The Passing Parade: Cheap Shots from a Drive By Mind

"...difficile est saturam non scribere. Nam quis iniquae tam patiens urbis, tam ferreus, ut teneat se..." "...it is hard not to write Satire. For who is so tolerant of the unjust City, so steeled, that he can restrain himself... Juvenal, The Satires (1.30-32) akakyakakyevich@gmail.com

Thursday, May 13, 2004

TORTURE AND AMERICANS: In the current New York Observer Richard Brookhiser has an excellent article about torture and the Abu Ghraib scandal. I liked this bit:

"The third reason not to approve torture, often cited in this case, is that it makes us look bad. But I wonder if that is a good reason? How much of the shock here and in Europe is true dismay, how much anti-war preening? Is the Arab world shocked, or resigned to business as usual? Which would be worse? Let us not probe the world of reactions, so falsely bright, so murky in fact. Do the right thing, and let the global audience draw what conclusions it will."

Which strikes me as exactly right.
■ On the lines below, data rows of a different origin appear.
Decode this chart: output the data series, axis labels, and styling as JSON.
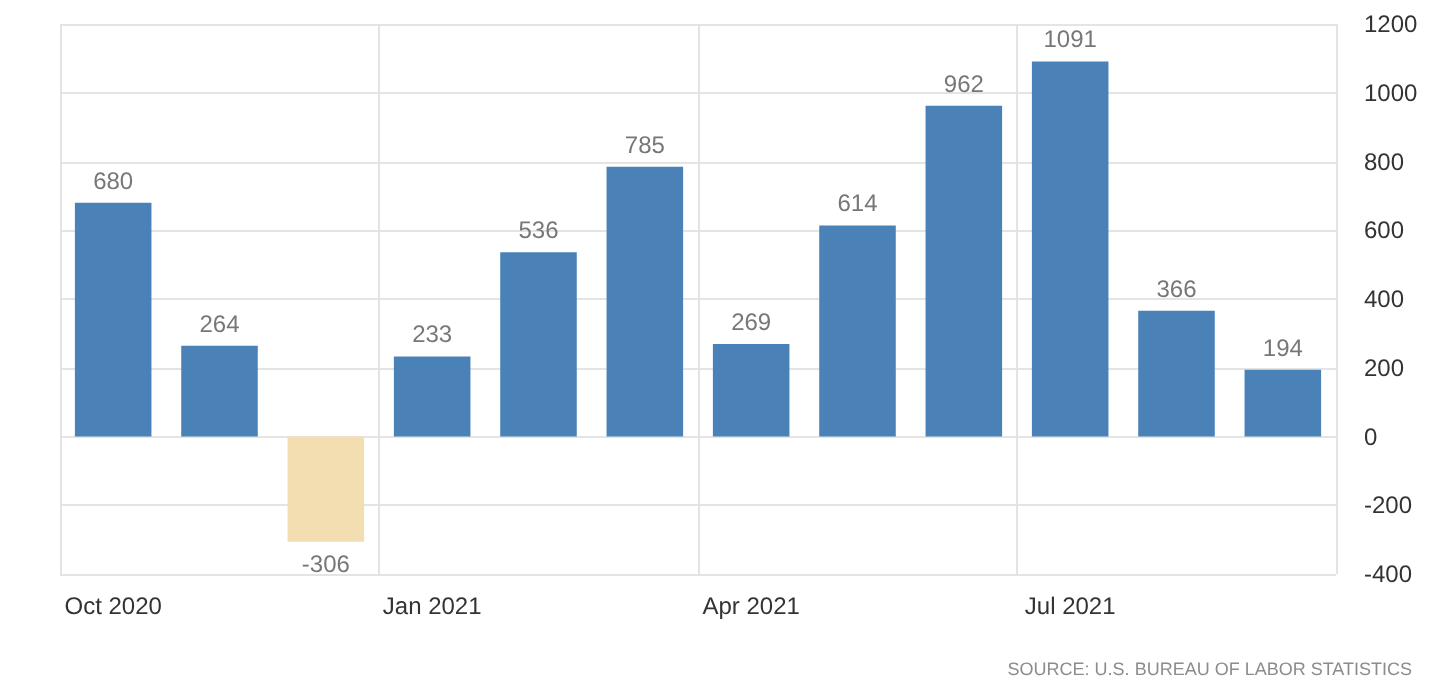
{
  "chart_data": {
    "type": "bar",
    "categories": [
      "Oct 2020",
      null,
      null,
      "Jan 2021",
      null,
      null,
      "Apr 2021",
      null,
      null,
      "Jul 2021",
      null,
      null
    ],
    "values": [
      680,
      264,
      -306,
      233,
      536,
      785,
      269,
      614,
      962,
      1091,
      366,
      194
    ],
    "colors": [
      "#4a82b8",
      "#4a82b8",
      "#f3deb1",
      "#4a82b8",
      "#4a82b8",
      "#4a82b8",
      "#4a82b8",
      "#4a82b8",
      "#4a82b8",
      "#4a82b8",
      "#4a82b8",
      "#4a82b8"
    ],
    "data_labels": true,
    "ylim": [
      -400,
      1200
    ],
    "yticks": [
      -400,
      -200,
      0,
      200,
      400,
      600,
      800,
      1000,
      1200
    ],
    "grid": true,
    "annotations": [
      "SOURCE: U.S. BUREAU OF LABOR STATISTICS"
    ]
  }
}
We do not do these sort of things because of who we are as a people. The idiots who did these things will not be punished because they made the American military and the United States look bad in the Arab street: the Arab street hates our guts enough already without any prompting from these idiots. They are going to be punished because what they did was wrong, a violation of the Uniform Code of Military Justice and the Geneva Convention. Whether or not the Arabs approve is not germane. Their governments torture them on a regular basis; Saddam held Iraq together by the threat of death and torture; but why Arabs choose to treat other Arabs like so many sheep to be beaten and butchered is not the subject. The subject is this: Americans and agents of the American government do not torture people. Brookhiser says the same thing in much better prose than I can muster so go and read the whole thing.